Three characteristics become obvious as you experience the Kautz graph visualizations:
1. Performance remains very high even as the number of nodes approaches a thousand.
2. The “response curve” of the network is essentially flat, meaning that the time it takes to get to the most distant node is almost the same as the time to the closest. (Each hop only costs 30ns.)
3. The Kautz graph’s enormous bisection bandwidth allows it to power through collective operations such as broadcast without degradation.
All three of these characteristics are essential to the high processor count applications that will dominate technical computing in the years to come.
The first key to increasing the performance of any Linux/MPI application is to run it on more processors, provided the network scales cost-effectively. The SiCortex Kautz graph achieves this goal by integrating the switching within processor nodes and putting the wires in a backplane.

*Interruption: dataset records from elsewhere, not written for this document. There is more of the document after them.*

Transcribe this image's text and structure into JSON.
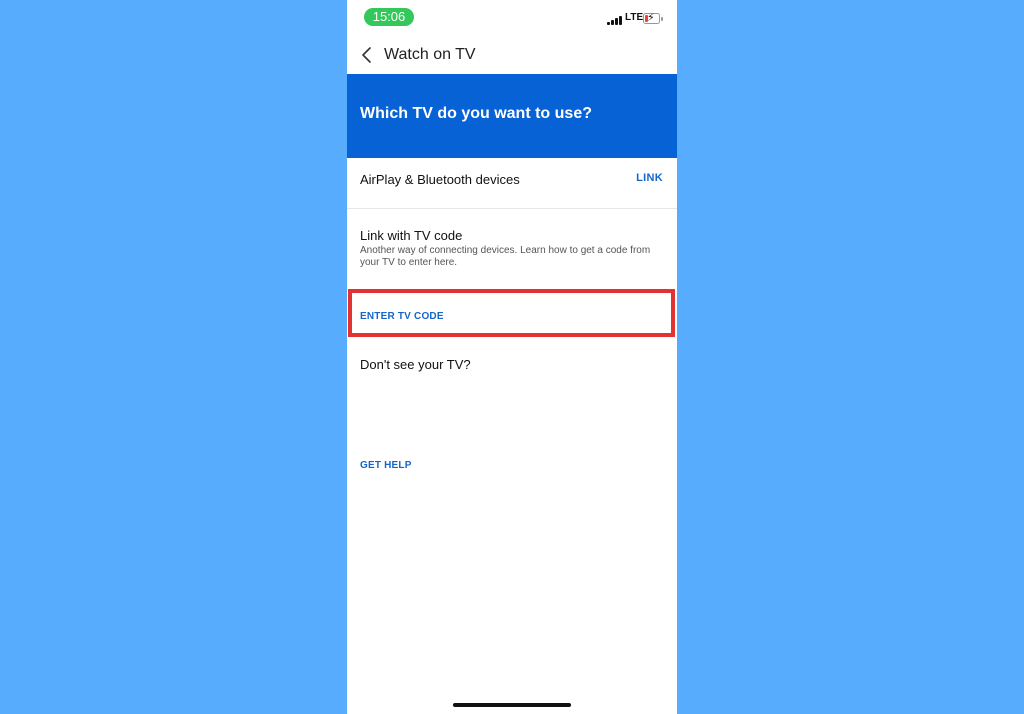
{
  "status_bar": {
    "time": "15:06",
    "network": "LTE",
    "icons": [
      "signal-icon",
      "battery-charging-icon"
    ],
    "battery_color": "#ff3b30",
    "time_pill_color": "#34c759"
  },
  "header": {
    "back_icon": "chevron-left-icon",
    "title": "Watch on TV"
  },
  "banner": {
    "title": "Which TV do you want to use?",
    "color": "#0762d6"
  },
  "airplay_row": {
    "label": "AirPlay & Bluetooth devices",
    "action": "LINK"
  },
  "tv_code": {
    "title": "Link with TV code",
    "description": "Another way of connecting devices. Learn how to get a code from your TV to enter here.",
    "action": "ENTER TV CODE",
    "highlight_color": "#e23232"
  },
  "help": {
    "question": "Don't see your TV?",
    "action": "GET HELP"
  },
  "theme": {
    "background": "#58acfd",
    "accent": "#1665c8"
  }
}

A second key to increasing performance is often to use more sophisticated, and perhaps adaptive, data structures. That is why so many mainstream applications are now moving from fixed grids to dynamic ones. The flat response curve of the Kautz network assures that performance remains high even as the data moves around unpredictably in memory.
And it is well known among computational scientists that the performance of collectives is often the limiting factor in scalability. The Kautz graph addresses this issue by offering enormous bisection bandwidth and supporting microcode-accelerated collectives.
Ultimately, the payoff for applications is that you can henceforth forget about your SiCortex system’s Kautz graph and implement your application in the way that best fits the algorithm. The Kautz graph will perform well regardless.